Here I am.
In the dark. With no power. But still here!
Thank goodness for in-laws who are willing to take us in. Don't know how we could ever repay them, but it would have to be BIG!
I have spent much time over the last couple of days stumbling around in the rooms in my house, absentmindedly flipping on lights that don't work, and feeling around in cabinets for things I think I must have. Like today, I was feeling around in the laundry room, hoping to the Lord that no big gross spider that likes the dark was in there waiting to take a bite of me, looking for the bleach. I needed it to clean out my refrigerator, the freezer, and the toilets (when you have a well, and the power goes out, then you can't flush. That's all I'll say bout that.).
As I was feeling around in the cabinet, I was pondering how blessed we actually are. I do my fair share of complaining, but when I stop for even 2 seconds to think about it, I am so thankful it's just my power that's out. Some people, in some countries, somewhere in the world, don't have power. They don't have food. They don't have clean water. They don't have hope. I'm so thankful that, while this power outage is inconvenient, that it is just that--an inconvenience.
I was also thinking about how helpful the light is. It helps me see things clearly. It lights my steps so I know where it's safe to place my foot. I often take the light for granted, because the sun has never, ever failed to rise in the morning, and power outages don't happen all that often. In the dark, it becomes so very obvious how much I need the light.
And I don't just need the light in my house. I need the Light of the world in my whole life. Without Him, I am in perpetual darkness, with blinders on my eyes, with no ability to see my circumstances clearly. I stumble through life, absentmindedly flipping on the same light switches I know don't work, repeating the same mistakes time and time again. When I open my eyes to His glory, the blinders are taken off and I am able to have a new perspective; I'm able to see my circumstances from a new point-of-view. Isaiah 35 describes it like this: "..they will see the glory of the Lord, the splendor of our God... Then will the eyes of the blind be opened and the ears of the deaf unstopped" (verses 2,5). I love those moments when I'm suddenly aware of a new idea (a small aside: have you seen the movie Despicable Me? This reminds me of when Gru is sitting there and he gets an idea and he goes, "Light. Bulb." Click here to see it. Those of you with kids will probably know exactly what I'm talking about...).

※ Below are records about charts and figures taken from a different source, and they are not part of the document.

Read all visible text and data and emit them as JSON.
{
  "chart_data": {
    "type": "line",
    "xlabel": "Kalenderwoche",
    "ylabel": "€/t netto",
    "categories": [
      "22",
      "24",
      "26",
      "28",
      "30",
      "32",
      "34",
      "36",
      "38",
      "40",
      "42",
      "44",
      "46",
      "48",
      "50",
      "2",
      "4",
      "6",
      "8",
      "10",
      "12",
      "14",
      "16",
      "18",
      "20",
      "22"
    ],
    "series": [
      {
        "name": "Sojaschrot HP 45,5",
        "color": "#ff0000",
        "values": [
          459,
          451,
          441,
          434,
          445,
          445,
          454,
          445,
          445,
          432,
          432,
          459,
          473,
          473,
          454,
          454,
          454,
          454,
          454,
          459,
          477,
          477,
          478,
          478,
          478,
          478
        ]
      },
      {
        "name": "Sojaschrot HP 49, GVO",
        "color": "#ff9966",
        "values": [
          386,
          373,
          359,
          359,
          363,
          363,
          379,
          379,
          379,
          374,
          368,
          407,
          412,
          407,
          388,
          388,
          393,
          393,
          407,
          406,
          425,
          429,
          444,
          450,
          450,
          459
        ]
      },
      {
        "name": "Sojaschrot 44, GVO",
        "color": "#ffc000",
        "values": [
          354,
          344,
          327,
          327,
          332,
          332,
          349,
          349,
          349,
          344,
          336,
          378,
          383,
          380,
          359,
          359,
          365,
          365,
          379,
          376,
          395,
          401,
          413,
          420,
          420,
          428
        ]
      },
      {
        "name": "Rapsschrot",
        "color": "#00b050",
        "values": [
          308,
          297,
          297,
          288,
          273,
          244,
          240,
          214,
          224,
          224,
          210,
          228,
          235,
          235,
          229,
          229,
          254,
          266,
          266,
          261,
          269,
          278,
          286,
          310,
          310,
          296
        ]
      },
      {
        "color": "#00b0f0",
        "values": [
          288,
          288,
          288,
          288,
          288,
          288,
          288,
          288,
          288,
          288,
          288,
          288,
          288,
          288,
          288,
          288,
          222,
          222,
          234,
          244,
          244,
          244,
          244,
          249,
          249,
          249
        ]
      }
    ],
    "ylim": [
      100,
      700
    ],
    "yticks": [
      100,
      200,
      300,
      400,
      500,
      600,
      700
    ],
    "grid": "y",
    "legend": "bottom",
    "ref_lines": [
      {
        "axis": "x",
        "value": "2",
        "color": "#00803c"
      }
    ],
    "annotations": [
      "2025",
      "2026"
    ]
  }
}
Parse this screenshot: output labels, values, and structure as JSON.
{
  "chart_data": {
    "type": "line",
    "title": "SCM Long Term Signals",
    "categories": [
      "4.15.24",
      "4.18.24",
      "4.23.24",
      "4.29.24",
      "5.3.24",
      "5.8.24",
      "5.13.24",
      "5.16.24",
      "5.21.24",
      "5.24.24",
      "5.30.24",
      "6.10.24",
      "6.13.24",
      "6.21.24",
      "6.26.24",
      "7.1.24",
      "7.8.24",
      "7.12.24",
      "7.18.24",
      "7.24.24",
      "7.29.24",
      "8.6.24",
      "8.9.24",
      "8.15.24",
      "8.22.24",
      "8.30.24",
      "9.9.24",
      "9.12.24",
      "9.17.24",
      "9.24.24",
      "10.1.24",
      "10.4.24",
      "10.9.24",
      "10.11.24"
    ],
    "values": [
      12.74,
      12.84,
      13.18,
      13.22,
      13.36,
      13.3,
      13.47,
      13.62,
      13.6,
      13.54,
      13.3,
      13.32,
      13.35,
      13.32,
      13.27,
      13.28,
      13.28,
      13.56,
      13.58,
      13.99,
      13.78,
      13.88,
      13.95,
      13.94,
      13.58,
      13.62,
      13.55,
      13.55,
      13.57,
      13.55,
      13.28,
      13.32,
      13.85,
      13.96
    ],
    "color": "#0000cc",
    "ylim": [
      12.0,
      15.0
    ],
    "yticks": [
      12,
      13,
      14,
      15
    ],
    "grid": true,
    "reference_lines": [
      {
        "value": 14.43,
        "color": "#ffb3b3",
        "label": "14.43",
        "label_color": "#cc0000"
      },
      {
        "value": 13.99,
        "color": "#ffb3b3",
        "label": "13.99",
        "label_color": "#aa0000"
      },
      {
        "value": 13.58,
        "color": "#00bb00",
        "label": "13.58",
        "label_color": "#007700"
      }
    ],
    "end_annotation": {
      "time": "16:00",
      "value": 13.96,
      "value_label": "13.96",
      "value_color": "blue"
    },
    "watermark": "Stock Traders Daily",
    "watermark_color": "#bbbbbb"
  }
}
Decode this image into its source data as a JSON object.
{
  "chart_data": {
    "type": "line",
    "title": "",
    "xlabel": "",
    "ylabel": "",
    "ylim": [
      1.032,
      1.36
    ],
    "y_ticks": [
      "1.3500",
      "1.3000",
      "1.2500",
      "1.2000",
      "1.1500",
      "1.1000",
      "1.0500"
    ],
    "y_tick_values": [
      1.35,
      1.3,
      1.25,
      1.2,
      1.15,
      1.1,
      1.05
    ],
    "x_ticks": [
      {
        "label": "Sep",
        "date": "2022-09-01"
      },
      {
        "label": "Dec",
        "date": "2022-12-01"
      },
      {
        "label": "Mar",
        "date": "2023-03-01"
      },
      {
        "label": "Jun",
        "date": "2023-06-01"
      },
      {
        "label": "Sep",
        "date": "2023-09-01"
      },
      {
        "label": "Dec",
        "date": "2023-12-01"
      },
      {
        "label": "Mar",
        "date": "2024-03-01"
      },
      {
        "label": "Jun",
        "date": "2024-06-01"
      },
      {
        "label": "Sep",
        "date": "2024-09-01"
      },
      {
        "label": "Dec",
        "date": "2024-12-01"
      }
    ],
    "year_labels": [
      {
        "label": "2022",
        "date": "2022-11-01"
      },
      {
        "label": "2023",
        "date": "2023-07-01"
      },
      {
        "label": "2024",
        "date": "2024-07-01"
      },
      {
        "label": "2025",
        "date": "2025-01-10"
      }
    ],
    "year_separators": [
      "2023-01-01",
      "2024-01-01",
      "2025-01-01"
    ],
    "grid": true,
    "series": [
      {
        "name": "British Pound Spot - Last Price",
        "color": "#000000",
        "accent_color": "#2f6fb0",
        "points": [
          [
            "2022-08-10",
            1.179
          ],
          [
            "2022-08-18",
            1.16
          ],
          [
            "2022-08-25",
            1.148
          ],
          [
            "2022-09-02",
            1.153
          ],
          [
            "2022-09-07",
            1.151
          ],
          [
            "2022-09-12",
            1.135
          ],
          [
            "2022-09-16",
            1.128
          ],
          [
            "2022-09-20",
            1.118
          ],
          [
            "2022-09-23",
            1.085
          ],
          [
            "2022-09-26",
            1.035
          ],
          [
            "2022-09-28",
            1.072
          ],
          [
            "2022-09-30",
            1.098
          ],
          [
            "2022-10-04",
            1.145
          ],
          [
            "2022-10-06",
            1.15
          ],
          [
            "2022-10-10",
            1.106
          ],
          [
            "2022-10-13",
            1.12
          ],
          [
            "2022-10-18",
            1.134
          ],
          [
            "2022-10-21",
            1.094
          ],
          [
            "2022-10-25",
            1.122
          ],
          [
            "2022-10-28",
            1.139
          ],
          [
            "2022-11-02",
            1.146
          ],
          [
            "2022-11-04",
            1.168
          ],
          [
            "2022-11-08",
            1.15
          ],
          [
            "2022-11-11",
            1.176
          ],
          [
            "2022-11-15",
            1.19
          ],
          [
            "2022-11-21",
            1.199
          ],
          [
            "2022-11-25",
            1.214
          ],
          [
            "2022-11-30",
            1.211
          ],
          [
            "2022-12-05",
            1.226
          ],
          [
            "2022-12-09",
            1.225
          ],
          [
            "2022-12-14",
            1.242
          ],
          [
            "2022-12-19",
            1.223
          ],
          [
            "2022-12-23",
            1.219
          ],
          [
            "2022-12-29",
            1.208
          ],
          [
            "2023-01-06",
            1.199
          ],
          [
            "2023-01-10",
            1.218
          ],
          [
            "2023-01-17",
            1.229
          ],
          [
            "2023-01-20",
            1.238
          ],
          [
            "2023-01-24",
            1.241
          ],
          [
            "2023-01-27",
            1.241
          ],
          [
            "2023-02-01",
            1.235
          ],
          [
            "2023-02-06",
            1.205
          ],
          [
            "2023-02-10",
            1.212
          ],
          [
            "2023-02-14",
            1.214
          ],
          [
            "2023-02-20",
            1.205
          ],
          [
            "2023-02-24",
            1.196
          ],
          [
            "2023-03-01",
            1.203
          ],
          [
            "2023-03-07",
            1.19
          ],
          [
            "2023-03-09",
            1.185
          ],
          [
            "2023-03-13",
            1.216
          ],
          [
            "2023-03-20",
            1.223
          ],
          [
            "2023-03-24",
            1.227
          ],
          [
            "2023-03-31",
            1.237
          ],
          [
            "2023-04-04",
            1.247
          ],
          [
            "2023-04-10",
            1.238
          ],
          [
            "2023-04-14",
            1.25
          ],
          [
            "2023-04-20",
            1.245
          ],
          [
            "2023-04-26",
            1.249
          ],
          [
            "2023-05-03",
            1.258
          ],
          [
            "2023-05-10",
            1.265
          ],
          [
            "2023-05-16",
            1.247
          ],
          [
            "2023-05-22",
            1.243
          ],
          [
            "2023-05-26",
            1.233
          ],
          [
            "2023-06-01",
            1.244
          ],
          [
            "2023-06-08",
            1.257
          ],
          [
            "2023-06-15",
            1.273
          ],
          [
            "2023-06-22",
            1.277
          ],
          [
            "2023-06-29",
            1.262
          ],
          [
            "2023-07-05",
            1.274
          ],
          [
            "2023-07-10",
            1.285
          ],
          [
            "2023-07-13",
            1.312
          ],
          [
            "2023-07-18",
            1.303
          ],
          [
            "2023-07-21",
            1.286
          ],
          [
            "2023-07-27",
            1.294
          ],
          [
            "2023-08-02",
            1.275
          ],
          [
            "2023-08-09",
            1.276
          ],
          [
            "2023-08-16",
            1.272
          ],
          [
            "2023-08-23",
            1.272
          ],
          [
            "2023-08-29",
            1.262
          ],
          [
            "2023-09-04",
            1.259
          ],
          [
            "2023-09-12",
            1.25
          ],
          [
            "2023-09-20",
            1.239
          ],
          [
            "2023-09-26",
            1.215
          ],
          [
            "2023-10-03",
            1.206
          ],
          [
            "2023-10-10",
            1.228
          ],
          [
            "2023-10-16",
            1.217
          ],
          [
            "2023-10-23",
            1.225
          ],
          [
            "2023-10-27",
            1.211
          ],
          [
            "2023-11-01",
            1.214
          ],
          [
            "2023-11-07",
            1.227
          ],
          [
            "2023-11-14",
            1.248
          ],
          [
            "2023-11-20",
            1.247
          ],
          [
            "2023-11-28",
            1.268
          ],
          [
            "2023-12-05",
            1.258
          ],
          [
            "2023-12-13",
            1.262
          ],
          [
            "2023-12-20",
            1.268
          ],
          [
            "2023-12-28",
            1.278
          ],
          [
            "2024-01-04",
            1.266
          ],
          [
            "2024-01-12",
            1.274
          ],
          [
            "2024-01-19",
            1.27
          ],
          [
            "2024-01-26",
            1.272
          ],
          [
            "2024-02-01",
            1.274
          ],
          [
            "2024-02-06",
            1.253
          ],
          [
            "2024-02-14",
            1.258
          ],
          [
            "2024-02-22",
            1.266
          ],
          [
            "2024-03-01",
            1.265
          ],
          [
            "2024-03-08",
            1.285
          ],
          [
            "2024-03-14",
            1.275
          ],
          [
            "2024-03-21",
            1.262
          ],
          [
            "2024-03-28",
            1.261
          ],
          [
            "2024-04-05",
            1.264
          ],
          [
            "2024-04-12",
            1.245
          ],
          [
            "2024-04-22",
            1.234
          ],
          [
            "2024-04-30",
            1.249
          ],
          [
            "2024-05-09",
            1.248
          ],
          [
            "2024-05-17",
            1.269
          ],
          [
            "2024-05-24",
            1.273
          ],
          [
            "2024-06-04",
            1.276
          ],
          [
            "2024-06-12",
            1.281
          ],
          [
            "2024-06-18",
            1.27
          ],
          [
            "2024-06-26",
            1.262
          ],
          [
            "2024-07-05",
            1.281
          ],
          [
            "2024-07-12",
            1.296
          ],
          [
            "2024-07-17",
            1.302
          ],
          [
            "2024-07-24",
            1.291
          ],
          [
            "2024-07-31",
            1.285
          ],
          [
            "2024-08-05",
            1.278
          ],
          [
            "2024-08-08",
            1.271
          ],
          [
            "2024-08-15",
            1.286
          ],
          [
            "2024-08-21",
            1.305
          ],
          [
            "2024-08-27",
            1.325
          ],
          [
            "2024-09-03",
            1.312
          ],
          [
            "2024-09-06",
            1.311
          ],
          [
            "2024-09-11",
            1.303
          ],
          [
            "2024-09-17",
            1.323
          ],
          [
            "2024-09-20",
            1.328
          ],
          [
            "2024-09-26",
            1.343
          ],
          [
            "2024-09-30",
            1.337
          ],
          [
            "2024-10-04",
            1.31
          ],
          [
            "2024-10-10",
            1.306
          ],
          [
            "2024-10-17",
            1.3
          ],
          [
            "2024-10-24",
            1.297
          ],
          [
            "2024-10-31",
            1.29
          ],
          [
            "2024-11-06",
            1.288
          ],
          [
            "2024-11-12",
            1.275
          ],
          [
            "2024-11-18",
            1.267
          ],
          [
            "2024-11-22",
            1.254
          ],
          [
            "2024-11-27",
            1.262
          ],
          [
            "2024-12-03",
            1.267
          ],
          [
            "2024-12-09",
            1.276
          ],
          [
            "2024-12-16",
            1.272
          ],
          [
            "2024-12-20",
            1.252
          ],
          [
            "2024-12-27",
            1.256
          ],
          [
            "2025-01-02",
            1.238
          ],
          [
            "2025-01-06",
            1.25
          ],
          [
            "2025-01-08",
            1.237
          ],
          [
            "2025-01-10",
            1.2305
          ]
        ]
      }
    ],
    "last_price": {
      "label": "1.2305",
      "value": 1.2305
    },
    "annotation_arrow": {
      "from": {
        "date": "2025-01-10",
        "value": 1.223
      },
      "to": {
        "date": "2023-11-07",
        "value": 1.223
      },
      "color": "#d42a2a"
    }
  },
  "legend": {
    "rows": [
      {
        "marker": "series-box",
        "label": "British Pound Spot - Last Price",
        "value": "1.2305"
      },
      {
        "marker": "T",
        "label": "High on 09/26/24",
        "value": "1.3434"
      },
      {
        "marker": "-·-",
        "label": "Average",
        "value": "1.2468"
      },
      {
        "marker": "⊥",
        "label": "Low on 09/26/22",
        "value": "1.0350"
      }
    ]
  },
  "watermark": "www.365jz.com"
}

Sometimes, even though I ask God to light my steps and lead me, I still don't feel like I know exactly where I'm going. It's very frustrating, because I feel like that if God would just tell me what to do and what to expect, then it would be so much easier on everyone involved (including Him...just sayin'). I know I can trust Him to guide me (Your Word is a light for my feet, a lamp on my path. Psalm 119:105), so why do I get so frustrated when I can't seem to understand what the next step is? Sometimes I blame myself for not listening; more often I blame Him for not telling. I've heard Beth Moore talk about it a couple of times; she calls it getting "only enough light for the step I'm on". While I might be disheartened when it seems like I'm not getting any direction, His Word gently counsels me in Deuteronomy 31:8 that "[t]he LORD himself goes before you and will be with you; he will never leave you nor forsake you. Do not be afraid; do not be discouraged”, and Joshua 1 says something similar (Have I not commanded you? Be strong and courageous. Do not be afraid; do not be discouraged, for the LORD your God will be with you wherever you go.”).
There's the light for the step I'm on that I don't feel like I'm seeing any light: Do not be discouraged! The Lord is with me wherever I go. A-ha! So since the Christ is the light of the world (When Jesus spoke again to the people, he said, “I am the light of the world. Whoever follows me will never walk in darkness, but will have the light of life" John 8:12), then my steps can never be in the dark because He is always with me! I don't need to be discouraged, I don't need to be frustrated. He has a plan for me (For I know the plans I have for you,” declares the LORD, “plans to prosper you and not to harm you, plans to give you hope and a future." Jeremiah 29:11), so at the times I most feel like I need to move, I should probably just sit back and be patient.
I love it when things like this come together in my mind. It's like finding that missing puzzle piece that starts to make the whole puzzle make more sense.